Japanese socialist student organization

The Japan Socialist Youth League (日本社会主義青年同盟, Nihon Shakaishugi Seinen Dōmei), usually abbreviated Shaseidō (社青同), was a Japanese socialist youth organization originally affiliated with the Japan Socialist Party and active in the 1960s, 1970s, and 1980s as part of the Japanese New Left. Shaseidō had both a student wing and a young workers wing.

==History==
In 1960, the Zengakuren nationwide student federation dissolved in a series of schisms arising from contentious debates over who was to blame for the failure of the massive Anpo protests to prevent passage of the U.S.-Japan Security Treaty. Hoping to capture a slice of the splintering student movement in Japan, the Japan Socialist Party (JSP) established a new party youth wing, called the Japan Socialist Youth League, in order to institutionalize the piece of Zengakuren controlled by JSP-affiliated student activists. Thereafter, the "Shaseidō Zengakuren" was one of several Zengakurens competing for the title of the "true" Zengakuren.

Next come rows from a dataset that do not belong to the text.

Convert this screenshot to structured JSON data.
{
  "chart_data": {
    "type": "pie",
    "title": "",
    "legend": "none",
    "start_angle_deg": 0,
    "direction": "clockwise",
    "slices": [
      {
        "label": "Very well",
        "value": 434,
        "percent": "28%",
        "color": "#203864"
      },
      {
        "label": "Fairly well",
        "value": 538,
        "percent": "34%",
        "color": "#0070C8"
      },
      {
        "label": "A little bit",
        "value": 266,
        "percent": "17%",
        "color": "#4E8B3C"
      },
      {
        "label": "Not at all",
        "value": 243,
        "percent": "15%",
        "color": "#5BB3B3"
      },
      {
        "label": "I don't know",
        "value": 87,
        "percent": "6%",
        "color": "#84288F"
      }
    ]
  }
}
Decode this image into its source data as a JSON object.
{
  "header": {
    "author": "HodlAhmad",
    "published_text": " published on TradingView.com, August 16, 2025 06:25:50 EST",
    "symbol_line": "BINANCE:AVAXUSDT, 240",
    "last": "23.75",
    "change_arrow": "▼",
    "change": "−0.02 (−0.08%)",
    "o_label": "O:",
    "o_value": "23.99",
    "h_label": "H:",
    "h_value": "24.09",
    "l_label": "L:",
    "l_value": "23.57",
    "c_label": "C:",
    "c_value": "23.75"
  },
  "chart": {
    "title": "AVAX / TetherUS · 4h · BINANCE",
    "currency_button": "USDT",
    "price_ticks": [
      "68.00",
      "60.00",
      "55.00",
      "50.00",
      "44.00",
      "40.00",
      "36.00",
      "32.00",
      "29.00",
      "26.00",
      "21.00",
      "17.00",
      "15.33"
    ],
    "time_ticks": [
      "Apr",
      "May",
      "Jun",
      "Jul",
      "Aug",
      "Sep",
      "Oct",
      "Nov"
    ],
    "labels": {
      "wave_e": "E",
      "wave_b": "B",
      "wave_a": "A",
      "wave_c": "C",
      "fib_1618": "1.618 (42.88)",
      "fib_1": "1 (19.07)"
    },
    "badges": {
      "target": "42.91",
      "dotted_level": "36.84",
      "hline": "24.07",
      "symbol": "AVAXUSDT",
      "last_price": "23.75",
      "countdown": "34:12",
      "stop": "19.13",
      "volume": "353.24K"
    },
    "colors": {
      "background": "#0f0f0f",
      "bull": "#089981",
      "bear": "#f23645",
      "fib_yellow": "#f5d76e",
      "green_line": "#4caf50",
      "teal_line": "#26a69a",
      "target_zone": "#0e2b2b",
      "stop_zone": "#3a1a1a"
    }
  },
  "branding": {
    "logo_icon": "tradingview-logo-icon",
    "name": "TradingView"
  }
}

Originally, Shaseidо̄ was dominated by the "Structural Reform" faction of the JSP, which proposed gradually reforming Japanese society along more socialist lines in a peaceful, democratic manner. At Shaseidо̄'s 4th Congress in 1964, however, the Structural Reform Faction was ousted from power and replaced by the "Socialist Association" faction, focused around members in the JSP's Socialist Association think tank, and which advocated working toward a thoroughgoing socialist revolution in Japan. Nevertheless, some of the most radical socialist youth activists felt even this was too gradualist. Those activists who favored pushing for an immediate, possibly violent socialist revolution broke away to form the "Liberation Faction" in 1965, under the slogan "immediate worldwide proletarian revolution."

In 1967, the Socialist Association experienced a schism of its own, leading to further schisms in Shaseidō. At the 9th Shaseidō Congress in 1969, open confrontation appeared between the Sakisaka faction (followers of Socialist Association ideologue Itsurō Sakisaka comprising the mainstream of the Association faction), the Ota faction (followers of former Sōhyō chairman Kaoru Ōta), and the "Anti-War" faction (militants favoring immediate, violent revolution). Over the next few years, all of the factions and various subfactions were either expelled or left Shaseidō of their own accord, such that by the 10th Congress in 1971, the Sakisaka faction was left in almost complete control of the organization. Among the factions expelled was the highly militant young workers wing, known as the Revolutionary Workers Association (Kakumeiteki Rōdōsha Kyōkai or Kakurōkyō), which remains active today.

After 1971, the remainder of Shaseidō remained fairly unified and continued to function as the youth wing of the JSP until the party's own dissolution in 1996, and some successor organizations are still active today.